William Robert (Bob) Irvin, President
July 29, 2012 | Water Pollution, Fracking

Guest post by Susan Wallace.


delaware river

Delaware River | Nicholas A. Tonelli

The Delaware River has captivated me for almost my entire life. It has always felt old and atmospheric, yet a river alive, romantic and beautiful. The river just has so much presence – it feels like a spiritual being.

I remember the '55 flood. My parents and I drove on what roads were passable, up towards the Water Gap, to survey the damage. There was a great deal of debris and devastation.
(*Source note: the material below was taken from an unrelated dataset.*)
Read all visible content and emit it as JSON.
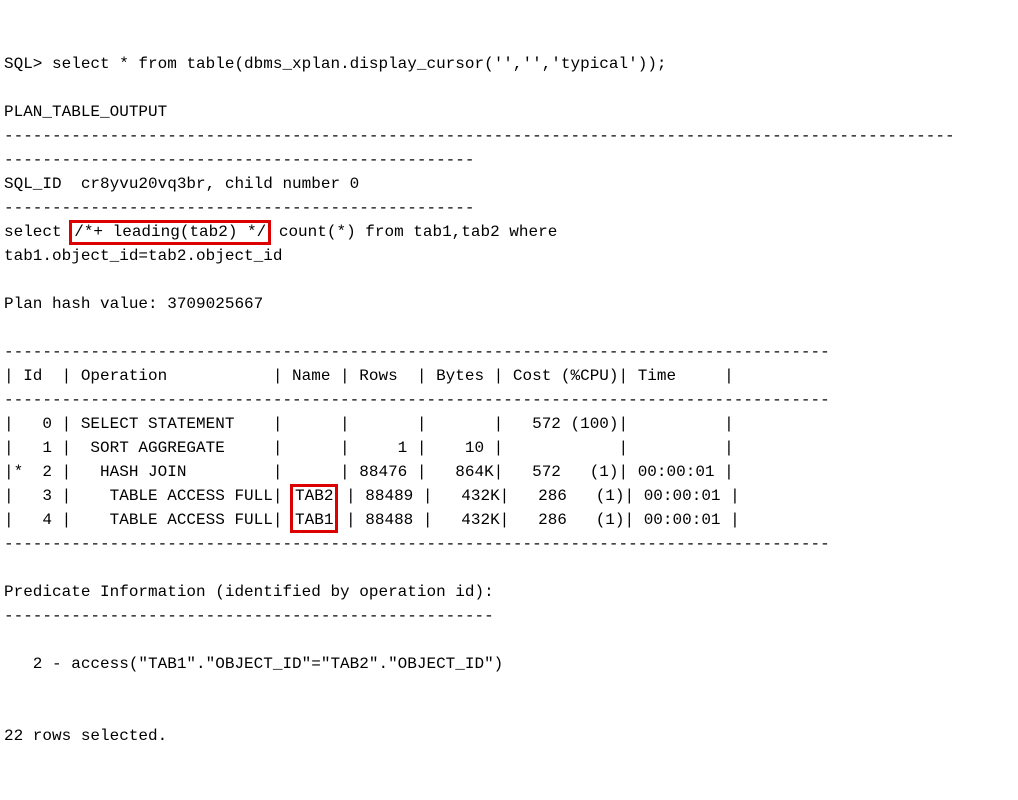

I remember seeing chairs wedged high up in trees, wooden cabins crushed like soggy cardboard, and I particularly remember my mother pointing out a nightgown dangling limply from high branches. That nightgown frightened me because I could not think of it apart from the woman who had once worn it. Had she drowned in that terrible flood? Most likely it was swept off a clothesline, but the images of what the '55 flooding of the Delaware left behind imprinted on me. So did the stories my father used to tell me about the Lenape who once lived in communities along the Delaware and its tributaries, and the artifacts he found there as a boy.

To this day, for miles and miles, the scattered old river towns and villages enhance the timeless feeling of the magnificent, un-dammed river. It’s this presence that I work to protect for future generations.


Guest blogger Susan Wallace is a long-time conservationist and advocate for the Delaware River. She and her husband Bruce are currently working to protect Tinicum Creek and a 200 year old bridge that spans it, within the Wild and Scenic Delaware River watershed.